All of the teams receive an identical case packet and each team practices for weeks determining how they will approach the case, perfecting their presentations, and strategizing. In the latter weeks of the process, the teams compete against each other in several rounds of intramurals, or “IMs”. The purpose of IMs is to simulate the mock trial competition experience and to give new members exposure to what mock trial competition entails. During this process, they learn about how the process works and are provided with the opportunity to actually go through the motions in a real-life setting. Local attorneys, often College of Law Mock Trial team alumni, are brought in to judge each round and offer feedback to each team.

As someone who has gone through this process, I can attest to just how much IMs help in getting one past the mock trial learning curve. It was an eye-opening and humbling experience to realize just how much talent, hard-work, and commitment each member brings to the Mock Trial team. Each night of competition we arrived with our game faces on, ready to give it our all. I was thoroughly impressed by my team as well as with the skills and abilities of the other teams. I was especially fascinated with how other teams presented the case in ways that my team had not even considered.

It was also amazing to witness the dedication of Tallahassee’s legal community to the College of Law Mock Trial team. They gave their time and undivided attention to judging each competition (each lasting 3 hours) and then provided individualized feedback to the competitors for improving their performance in future state-wide and nation-wide competitions.
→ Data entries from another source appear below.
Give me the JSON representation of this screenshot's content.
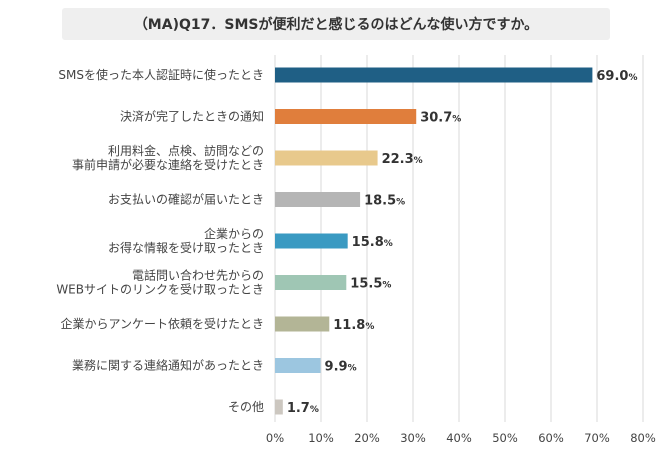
{
  "chart_data": {
    "type": "bar",
    "orientation": "horizontal",
    "title": "（MA)Q17．SMSが便利だと感じるのはどんな使い方ですか。",
    "categories": [
      [
        "SMSを使った本人認証時に使ったとき"
      ],
      [
        "決済が完了したときの通知"
      ],
      [
        "利用料金、点検、訪問などの",
        "事前申請が必要な連絡を受けたとき"
      ],
      [
        "お支払いの確認が届いたとき"
      ],
      [
        "企業からの",
        "お得な情報を受け取ったとき"
      ],
      [
        "電話問い合わせ先からの",
        "WEBサイトのリンクを受け取ったとき"
      ],
      [
        "企業からアンケート依頼を受けたとき"
      ],
      [
        "業務に関する連絡通知があったとき"
      ],
      [
        "その他"
      ]
    ],
    "values": [
      69.0,
      30.7,
      22.3,
      18.5,
      15.8,
      15.5,
      11.8,
      9.9,
      1.7
    ],
    "value_labels": [
      "69.0",
      "30.7",
      "22.3",
      "18.5",
      "15.8",
      "15.5",
      "11.8",
      "9.9",
      "1.7"
    ],
    "value_suffix": "%",
    "colors": [
      "#1f5f85",
      "#e07e3c",
      "#e8c98c",
      "#b5b5b5",
      "#3a9ac2",
      "#9fc6b4",
      "#b3b596",
      "#9cc6e0",
      "#ccc7c0"
    ],
    "xlim": [
      0,
      80
    ],
    "xticks": [
      0,
      10,
      20,
      30,
      40,
      50,
      60,
      70,
      80
    ],
    "xtick_labels": [
      "0%",
      "10%",
      "20%",
      "30%",
      "40%",
      "50%",
      "60%",
      "70%",
      "80%"
    ],
    "grid": "vertical",
    "legend": "none"
  }
}
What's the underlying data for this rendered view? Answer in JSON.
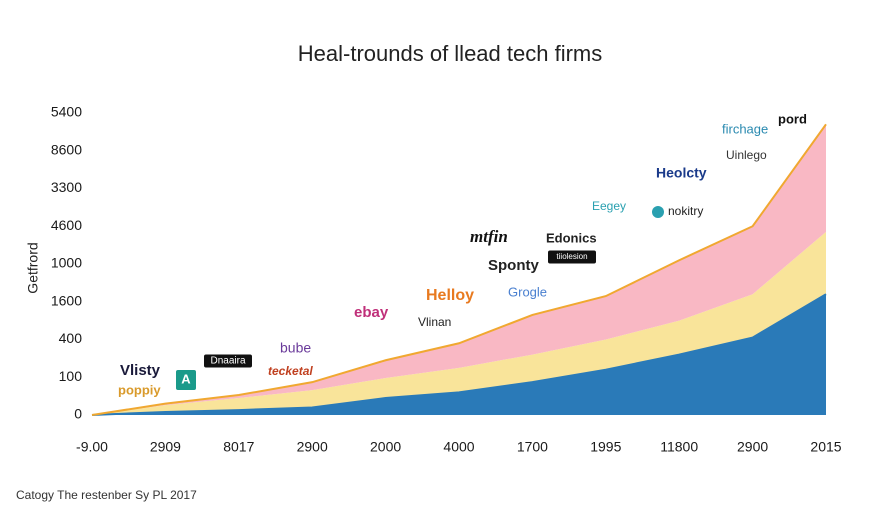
{
  "chart_data": {
    "type": "stacked-area",
    "title": "Heal-trounds of llead tech firms",
    "y_label": "Getfrord",
    "footer": "Catogy The restenber Sy PL 2017",
    "categories": [
      "-9.00",
      "2909",
      "8017",
      "2900",
      "2000",
      "4000",
      "1700",
      "1995",
      "11800",
      "2900",
      "2015"
    ],
    "ylim": [
      0,
      8
    ],
    "yticks": [
      {
        "value": 0,
        "label": "0"
      },
      {
        "value": 1,
        "label": "100"
      },
      {
        "value": 2,
        "label": "400"
      },
      {
        "value": 3,
        "label": "1600"
      },
      {
        "value": 4,
        "label": "1000"
      },
      {
        "value": 5,
        "label": "4600"
      },
      {
        "value": 6,
        "label": "3300"
      },
      {
        "value": 7,
        "label": "8600"
      },
      {
        "value": 8,
        "label": "5400"
      }
    ],
    "grid": false,
    "series": [
      {
        "color": "#2a7ab8",
        "values": [
          0,
          0.08,
          0.13,
          0.2,
          0.45,
          0.6,
          0.87,
          1.2,
          1.6,
          2.05,
          3.2
        ]
      },
      {
        "color": "#f9e49a",
        "values": [
          0,
          0.18,
          0.32,
          0.46,
          0.53,
          0.65,
          0.73,
          0.8,
          0.9,
          1.15,
          1.65
        ]
      },
      {
        "color": "#f9b8c4",
        "values": [
          0,
          0.04,
          0.08,
          0.21,
          0.47,
          0.65,
          1.05,
          1.15,
          1.6,
          1.8,
          2.85
        ]
      }
    ],
    "top_line_color": "#f0a830",
    "annotations": [
      "Vlisty",
      "poppiy",
      "A",
      "Dnaaira",
      "bube",
      "tecketal",
      "ebay",
      "Vlinan",
      "Helloy",
      "mtfin",
      "Sponty",
      "Edonics",
      "tiiolesion",
      "Grogle",
      "Eegey",
      "nokitry",
      "Heolcty",
      "Uinlego",
      "firchage",
      "pord"
    ]
  }
}
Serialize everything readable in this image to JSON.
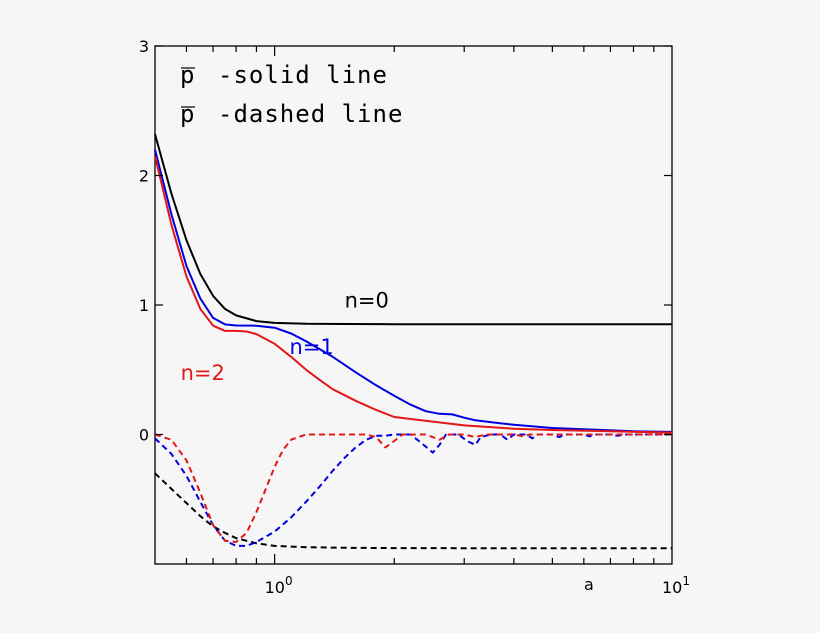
{
  "chart_data": {
    "type": "line",
    "xscale": "log",
    "xlim": [
      0.5,
      10
    ],
    "ylim": [
      -1,
      3
    ],
    "grid": false,
    "xlabel": "a",
    "ylabel": "",
    "x_ticks": [
      {
        "value": 1,
        "base": "10",
        "exp": "0"
      },
      {
        "value": 10,
        "base": "10",
        "exp": "1"
      }
    ],
    "y_ticks": [
      {
        "value": 0,
        "label": "0"
      },
      {
        "value": 1,
        "label": "1"
      },
      {
        "value": 2,
        "label": "2"
      },
      {
        "value": 3,
        "label": "3"
      }
    ],
    "legend": {
      "placement": "top-left",
      "symbol": "p",
      "entries": [
        {
          "label": "-solid line",
          "style": "solid"
        },
        {
          "label": "-dashed line",
          "style": "dashed"
        }
      ]
    },
    "series": [
      {
        "label": "n=0",
        "color": "#000000",
        "style": "solid",
        "points": [
          [
            0.5,
            2.32
          ],
          [
            0.55,
            1.86
          ],
          [
            0.6,
            1.5
          ],
          [
            0.65,
            1.24
          ],
          [
            0.7,
            1.07
          ],
          [
            0.75,
            0.97
          ],
          [
            0.8,
            0.92
          ],
          [
            0.9,
            0.876
          ],
          [
            1.0,
            0.862
          ],
          [
            1.2,
            0.855
          ],
          [
            1.5,
            0.853
          ],
          [
            2.0,
            0.852
          ],
          [
            3.0,
            0.852
          ],
          [
            5.0,
            0.852
          ],
          [
            10.0,
            0.852
          ]
        ]
      },
      {
        "label": "n=1",
        "color": "#0000e0",
        "style": "solid",
        "points": [
          [
            0.5,
            2.2
          ],
          [
            0.55,
            1.7
          ],
          [
            0.6,
            1.3
          ],
          [
            0.65,
            1.05
          ],
          [
            0.7,
            0.9
          ],
          [
            0.75,
            0.85
          ],
          [
            0.8,
            0.842
          ],
          [
            0.9,
            0.84
          ],
          [
            1.0,
            0.825
          ],
          [
            1.1,
            0.78
          ],
          [
            1.2,
            0.72
          ],
          [
            1.4,
            0.6
          ],
          [
            1.6,
            0.48
          ],
          [
            1.8,
            0.38
          ],
          [
            2.0,
            0.3
          ],
          [
            2.2,
            0.23
          ],
          [
            2.4,
            0.18
          ],
          [
            2.6,
            0.16
          ],
          [
            2.8,
            0.155
          ],
          [
            3.0,
            0.13
          ],
          [
            3.2,
            0.11
          ],
          [
            3.6,
            0.09
          ],
          [
            4.0,
            0.075
          ],
          [
            5.0,
            0.05
          ],
          [
            6.0,
            0.04
          ],
          [
            8.0,
            0.025
          ],
          [
            10.0,
            0.02
          ]
        ]
      },
      {
        "label": "n=2",
        "color": "#e01818",
        "style": "solid",
        "points": [
          [
            0.5,
            2.15
          ],
          [
            0.55,
            1.62
          ],
          [
            0.6,
            1.22
          ],
          [
            0.65,
            0.97
          ],
          [
            0.7,
            0.84
          ],
          [
            0.75,
            0.8
          ],
          [
            0.8,
            0.8
          ],
          [
            0.85,
            0.795
          ],
          [
            0.9,
            0.775
          ],
          [
            1.0,
            0.7
          ],
          [
            1.1,
            0.6
          ],
          [
            1.2,
            0.5
          ],
          [
            1.3,
            0.42
          ],
          [
            1.4,
            0.35
          ],
          [
            1.6,
            0.26
          ],
          [
            1.8,
            0.19
          ],
          [
            2.0,
            0.135
          ],
          [
            2.2,
            0.12
          ],
          [
            2.5,
            0.1
          ],
          [
            3.0,
            0.07
          ],
          [
            4.0,
            0.045
          ],
          [
            5.0,
            0.035
          ],
          [
            7.0,
            0.025
          ],
          [
            10.0,
            0.015
          ]
        ]
      },
      {
        "label": "",
        "color": "#000000",
        "style": "dashed",
        "points": [
          [
            0.5,
            -0.3
          ],
          [
            0.55,
            -0.42
          ],
          [
            0.6,
            -0.53
          ],
          [
            0.65,
            -0.63
          ],
          [
            0.7,
            -0.71
          ],
          [
            0.75,
            -0.76
          ],
          [
            0.8,
            -0.8
          ],
          [
            0.9,
            -0.84
          ],
          [
            1.0,
            -0.86
          ],
          [
            1.2,
            -0.87
          ],
          [
            1.5,
            -0.875
          ],
          [
            2.0,
            -0.877
          ],
          [
            3.0,
            -0.878
          ],
          [
            5.0,
            -0.878
          ],
          [
            10.0,
            -0.878
          ]
        ]
      },
      {
        "label": "",
        "color": "#0000e0",
        "style": "dashed",
        "points": [
          [
            0.5,
            -0.03
          ],
          [
            0.55,
            -0.15
          ],
          [
            0.6,
            -0.32
          ],
          [
            0.65,
            -0.52
          ],
          [
            0.7,
            -0.7
          ],
          [
            0.75,
            -0.82
          ],
          [
            0.8,
            -0.86
          ],
          [
            0.85,
            -0.86
          ],
          [
            0.9,
            -0.83
          ],
          [
            1.0,
            -0.75
          ],
          [
            1.1,
            -0.64
          ],
          [
            1.2,
            -0.52
          ],
          [
            1.3,
            -0.4
          ],
          [
            1.4,
            -0.28
          ],
          [
            1.5,
            -0.18
          ],
          [
            1.6,
            -0.1
          ],
          [
            1.7,
            -0.04
          ],
          [
            1.8,
            -0.01
          ],
          [
            1.9,
            -0.01
          ],
          [
            2.0,
            0.0
          ],
          [
            2.2,
            0.0
          ],
          [
            2.35,
            -0.07
          ],
          [
            2.5,
            -0.14
          ],
          [
            2.6,
            -0.08
          ],
          [
            2.7,
            0.0
          ],
          [
            2.9,
            0.0
          ],
          [
            3.05,
            -0.05
          ],
          [
            3.2,
            -0.08
          ],
          [
            3.3,
            -0.02
          ],
          [
            3.5,
            0.0
          ],
          [
            3.7,
            0.0
          ],
          [
            3.85,
            -0.04
          ],
          [
            4.0,
            0.0
          ],
          [
            4.3,
            0.0
          ],
          [
            4.45,
            -0.03
          ],
          [
            4.6,
            0.0
          ],
          [
            5.0,
            0.0
          ],
          [
            5.2,
            -0.02
          ],
          [
            5.4,
            0.0
          ],
          [
            6.0,
            0.0
          ],
          [
            6.2,
            -0.015
          ],
          [
            6.4,
            0.0
          ],
          [
            7.0,
            0.0
          ],
          [
            7.3,
            -0.01
          ],
          [
            7.6,
            0.0
          ],
          [
            8.5,
            0.0
          ],
          [
            10.0,
            0.0
          ]
        ]
      },
      {
        "label": "",
        "color": "#e01818",
        "style": "dashed",
        "points": [
          [
            0.5,
            0.0
          ],
          [
            0.55,
            -0.04
          ],
          [
            0.6,
            -0.2
          ],
          [
            0.65,
            -0.45
          ],
          [
            0.7,
            -0.7
          ],
          [
            0.75,
            -0.82
          ],
          [
            0.8,
            -0.83
          ],
          [
            0.85,
            -0.76
          ],
          [
            0.9,
            -0.6
          ],
          [
            0.95,
            -0.42
          ],
          [
            1.0,
            -0.25
          ],
          [
            1.05,
            -0.12
          ],
          [
            1.1,
            -0.04
          ],
          [
            1.2,
            0.0
          ],
          [
            1.4,
            0.0
          ],
          [
            1.7,
            0.0
          ],
          [
            1.8,
            -0.02
          ],
          [
            1.9,
            -0.1
          ],
          [
            2.0,
            -0.05
          ],
          [
            2.1,
            0.0
          ],
          [
            2.4,
            0.0
          ],
          [
            2.6,
            -0.04
          ],
          [
            2.75,
            0.0
          ],
          [
            3.0,
            0.0
          ],
          [
            3.2,
            -0.02
          ],
          [
            3.4,
            0.0
          ],
          [
            4.0,
            0.0
          ],
          [
            4.2,
            -0.012
          ],
          [
            4.4,
            0.0
          ],
          [
            5.0,
            0.0
          ],
          [
            10.0,
            0.0
          ]
        ]
      }
    ],
    "annotations": [
      {
        "text": "n=0",
        "color": "#000000",
        "x": 1.5,
        "y": 0.98
      },
      {
        "text": "n=1",
        "color": "#0000e0",
        "x": 1.09,
        "y": 0.62
      },
      {
        "text": "n=2",
        "color": "#e01818",
        "x": 0.58,
        "y": 0.42
      }
    ]
  }
}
Overall, Mock Trial is a great opportunity to acclimate yourself to the courtroom experience, especially if you are interested in a career in litigation. I was interested in Mock Trial because I wanted to become more comfortable with public speaking. I can definitely say that this has already come to fruition. Whatever your interest, there is a wide array of skills to be gained by any future attorney through participation in the College of Law Mock Trial team.